In the 3-4 scheme, Josh Allen can take advantage of his athleticism to make more plays in space as an outside linebacker. K’Lavon Chaisson, a first-round pick in 2020, has that same potential; he was overmatched as an edge rusher because of his size disadvantage. Both Allen and Chaisson can drop in coverage on passing downs. Inside linebacker Joe Schobert will have to be a more physical presence and make more plays at the line of scrimmage. Inside linebacker Myles Jack is the Jaguars’ most talented player in their starting unit. He’s coming off a career-high 118 tackles.
Former Seattle Pro Bowl cornerback Shaquill Griffin was the Jaguars’ biggest free-agent signee and will be the team’s No. 1 cornerback. Opposite Griffin is CJ Henderson, a first-round pick last season who spent the offseason recovering from labrum surgery. He’s been put on notice that his production must improve. The Jaguars drafted Tyson Campbell with the first pick in the second round, and he could challenge Henderson for a starting job. If Campbell doesn’t unseat Henderson, he will be the starting nickel.
The Jaguars have significantly improved the back end of their defense with the addition of former Chargers strong safety Rayshawn Jenkins. He’s a bruiser in run support and can cover tight ends and receivers. Jarrod Wilson is a returning starter at free safety. The Jaguars improved their free safety depth with the addition of Andre Cisco, a third-round pick in the 2021 draft. Cisco is a dynamic playmaker with 13 interceptions in 24 college games.

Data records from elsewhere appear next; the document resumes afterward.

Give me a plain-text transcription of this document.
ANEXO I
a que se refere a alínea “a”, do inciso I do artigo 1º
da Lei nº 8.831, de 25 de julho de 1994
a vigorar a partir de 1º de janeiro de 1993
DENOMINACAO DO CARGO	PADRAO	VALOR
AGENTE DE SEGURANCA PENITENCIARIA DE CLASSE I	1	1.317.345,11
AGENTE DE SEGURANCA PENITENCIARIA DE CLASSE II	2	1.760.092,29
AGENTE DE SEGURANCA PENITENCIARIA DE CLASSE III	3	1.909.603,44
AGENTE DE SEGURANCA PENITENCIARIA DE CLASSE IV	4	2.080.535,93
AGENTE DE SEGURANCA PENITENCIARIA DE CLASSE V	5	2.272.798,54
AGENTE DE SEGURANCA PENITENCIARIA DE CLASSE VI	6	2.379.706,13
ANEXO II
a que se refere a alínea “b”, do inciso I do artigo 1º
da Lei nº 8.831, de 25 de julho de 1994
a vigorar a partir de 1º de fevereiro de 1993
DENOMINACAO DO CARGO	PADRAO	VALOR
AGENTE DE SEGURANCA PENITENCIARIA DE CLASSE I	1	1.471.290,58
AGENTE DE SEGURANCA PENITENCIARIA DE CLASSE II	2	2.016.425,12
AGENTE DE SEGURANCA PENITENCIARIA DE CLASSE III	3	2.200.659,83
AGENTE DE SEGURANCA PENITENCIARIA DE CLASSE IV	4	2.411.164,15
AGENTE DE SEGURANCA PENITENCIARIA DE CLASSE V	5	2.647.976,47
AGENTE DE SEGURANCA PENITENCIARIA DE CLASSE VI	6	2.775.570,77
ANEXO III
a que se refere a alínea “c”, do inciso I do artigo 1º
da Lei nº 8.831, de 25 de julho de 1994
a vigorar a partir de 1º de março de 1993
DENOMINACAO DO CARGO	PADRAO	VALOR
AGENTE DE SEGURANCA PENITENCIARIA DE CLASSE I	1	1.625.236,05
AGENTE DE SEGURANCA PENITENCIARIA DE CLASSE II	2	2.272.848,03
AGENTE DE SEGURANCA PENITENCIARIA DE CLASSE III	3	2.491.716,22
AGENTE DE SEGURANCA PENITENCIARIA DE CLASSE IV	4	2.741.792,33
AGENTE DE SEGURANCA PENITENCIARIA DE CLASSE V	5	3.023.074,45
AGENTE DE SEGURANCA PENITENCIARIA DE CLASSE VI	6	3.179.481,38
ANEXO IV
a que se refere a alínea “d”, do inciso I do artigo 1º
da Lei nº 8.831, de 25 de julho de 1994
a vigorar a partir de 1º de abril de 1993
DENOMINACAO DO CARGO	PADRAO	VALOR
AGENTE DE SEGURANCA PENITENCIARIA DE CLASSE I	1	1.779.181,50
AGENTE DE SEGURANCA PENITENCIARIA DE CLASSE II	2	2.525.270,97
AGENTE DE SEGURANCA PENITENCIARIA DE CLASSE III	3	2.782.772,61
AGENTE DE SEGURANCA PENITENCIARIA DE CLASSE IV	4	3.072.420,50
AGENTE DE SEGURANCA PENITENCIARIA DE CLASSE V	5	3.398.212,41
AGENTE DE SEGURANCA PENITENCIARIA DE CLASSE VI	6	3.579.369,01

The Jaguars had six different players attempt a PAT or field goal in 2020, the most in a single season by a team since the 1970 merger. Top kicker Josh Lambo went on injured reserve twice because of a hip injury. Lambo is expected to return healthy for this season, but the Jaguars re-signed Aldrick Rosas in the offseason. Former Lion Jamal Agnew, who was signed in free agency, will handle both punt and kickoff returns. Logan Cooke is the punter (47.7-yard average) and will handle kickoffs.
Meyer knows little about losing, but he will experience his share this season. However, he is changing the culture, and the team has its franchise quarterback with Lawrence. Still, it will take Meyer time to rebuild the Jaguars. Coming off a one-win 2020, getting six this season would be an accomplishment.